Ilshat is a Uyghur who was born in Chuluqay, East Turkistan, now called Xinjiang Uyghur Autonomous Region. Ilshat was a great student and was accepted to Dalian University of Technology in Dalian, Liaoning, East China, where the government dictated that he study chemical engineering. During his college years, Ilshat became an activist protesting for democracy. Consequently, the government put him on a blacklist. He was unable to get a job in the capital city of East Turkistan. He had to move, but finally got a job teaching chemical engineering to Chinese students and teaching the Chinese language to Uyghur students in a vocational college at Shihezi City, the capital of Bingtuan. Bingtuan is a paramilitary colonizing force of the Chinese government in East Turkistan.
Ilshat continued his activism and the government continued to target him. He was detained, beaten, and even tortured. Ilshat knew death was next, so he knew he had to leave. He bribed the police to get a passport and left the country on November 20, 2003. He had to leave his ex-wife and eleven-year-old son. He was able to get to Kuala Lumpur, Malaysia where he went to the UN High Commission for Refugees and applied for political asylum. His asylum was granted in a few months, but he had to wait for resettlement for several years.
In 2006, Ilshat was finally resettled to the U.S. He was sent to Buffalo, NY where he enrolled in an international institute to learn English, and he managed to get a job in a furniture factory. Eventually Ilshat moved to Northern Virginia to be in the community of other Uyghurs. He was unable to find a job but finally found a training program at Northern Virginia Family Service. There Ilshat met a corporate supporter of the program who offered him a job at Booz Allen Hamilton.
Ilshat has been at Booz Allen for 11 years now and has earned a number of promotions. Ilshat notes, “Communists engineer people and tell them what to do all the time, so people become tricky. They learn to think only of me. In the U.S. we think of we.”
Ilshat’s family life in the U.S. is much improved as well. He remarried and has a new baby. In 2013 Ilshat’s son was able to get out of China and is now in Istanbul. Ilshat is waiting for him to get permission to come to the U.S. and live with him. Ilshat has continued his activism with no worry about being arrested. He provides leadership for a number of American and world Uyghur rights organizations, and is a frequent speaker and a well-known writer in Chinese dissident society.
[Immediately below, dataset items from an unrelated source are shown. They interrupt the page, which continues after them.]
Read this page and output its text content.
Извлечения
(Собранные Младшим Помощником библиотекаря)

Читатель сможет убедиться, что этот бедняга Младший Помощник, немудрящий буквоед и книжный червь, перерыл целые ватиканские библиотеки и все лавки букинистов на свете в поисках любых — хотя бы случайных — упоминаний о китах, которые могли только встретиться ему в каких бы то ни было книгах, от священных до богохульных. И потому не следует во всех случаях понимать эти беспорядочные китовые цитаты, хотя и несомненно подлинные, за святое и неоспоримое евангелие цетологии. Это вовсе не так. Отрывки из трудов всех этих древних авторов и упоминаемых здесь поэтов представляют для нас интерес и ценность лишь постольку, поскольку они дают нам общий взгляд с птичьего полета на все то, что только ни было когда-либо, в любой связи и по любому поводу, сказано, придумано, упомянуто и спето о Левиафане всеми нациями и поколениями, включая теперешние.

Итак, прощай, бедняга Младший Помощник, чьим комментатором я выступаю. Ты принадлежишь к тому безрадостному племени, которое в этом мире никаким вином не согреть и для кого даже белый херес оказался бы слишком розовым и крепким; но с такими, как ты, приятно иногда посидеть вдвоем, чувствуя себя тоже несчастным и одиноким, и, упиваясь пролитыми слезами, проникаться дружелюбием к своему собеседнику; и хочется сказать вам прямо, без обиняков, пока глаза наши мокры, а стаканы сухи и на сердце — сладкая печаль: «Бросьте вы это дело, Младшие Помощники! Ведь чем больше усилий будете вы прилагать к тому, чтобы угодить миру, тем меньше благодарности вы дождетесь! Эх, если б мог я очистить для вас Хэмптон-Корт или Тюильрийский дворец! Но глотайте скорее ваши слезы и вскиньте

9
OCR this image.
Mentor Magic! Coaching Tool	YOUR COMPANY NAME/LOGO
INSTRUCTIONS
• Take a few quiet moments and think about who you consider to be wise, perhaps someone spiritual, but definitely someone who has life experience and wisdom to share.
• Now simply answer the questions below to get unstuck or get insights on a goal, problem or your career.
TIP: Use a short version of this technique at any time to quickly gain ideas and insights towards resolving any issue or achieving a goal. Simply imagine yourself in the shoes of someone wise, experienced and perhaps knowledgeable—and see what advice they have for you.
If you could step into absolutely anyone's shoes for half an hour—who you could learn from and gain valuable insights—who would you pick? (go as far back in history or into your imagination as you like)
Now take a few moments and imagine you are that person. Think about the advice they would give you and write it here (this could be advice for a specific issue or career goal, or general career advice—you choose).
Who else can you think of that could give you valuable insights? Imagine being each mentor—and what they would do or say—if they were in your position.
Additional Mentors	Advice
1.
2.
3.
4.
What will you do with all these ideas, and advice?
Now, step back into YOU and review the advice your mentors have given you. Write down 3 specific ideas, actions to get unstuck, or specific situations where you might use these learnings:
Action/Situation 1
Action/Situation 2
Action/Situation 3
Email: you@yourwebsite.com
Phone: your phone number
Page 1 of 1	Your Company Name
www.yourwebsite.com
Things are going very well for Ilshat in the U.S., however all is not well in the world and with his family. His brother was killed by a Chinese mob just because he was Uyghur. His sister was arrested because Ilshat sent her money to help her. His father died in 2015, and he doesn’t know where his mother is, or even if she is alive. He has another two sisters but doesn’t know where they are either. Many Uyghurs are put in concentration camps, so they may all be in a camp. That is a very heavy burden to carry in one’s heart, but Ilshat uses that sadness to propel him to action every day. Ilshat became a U.S. citizen on April 18, 2013, and he says he will always fight for the dignity and human rights of all people. Ilshat declares, “I love the United States really from the heart. It gave me a platform to speak without any fear.”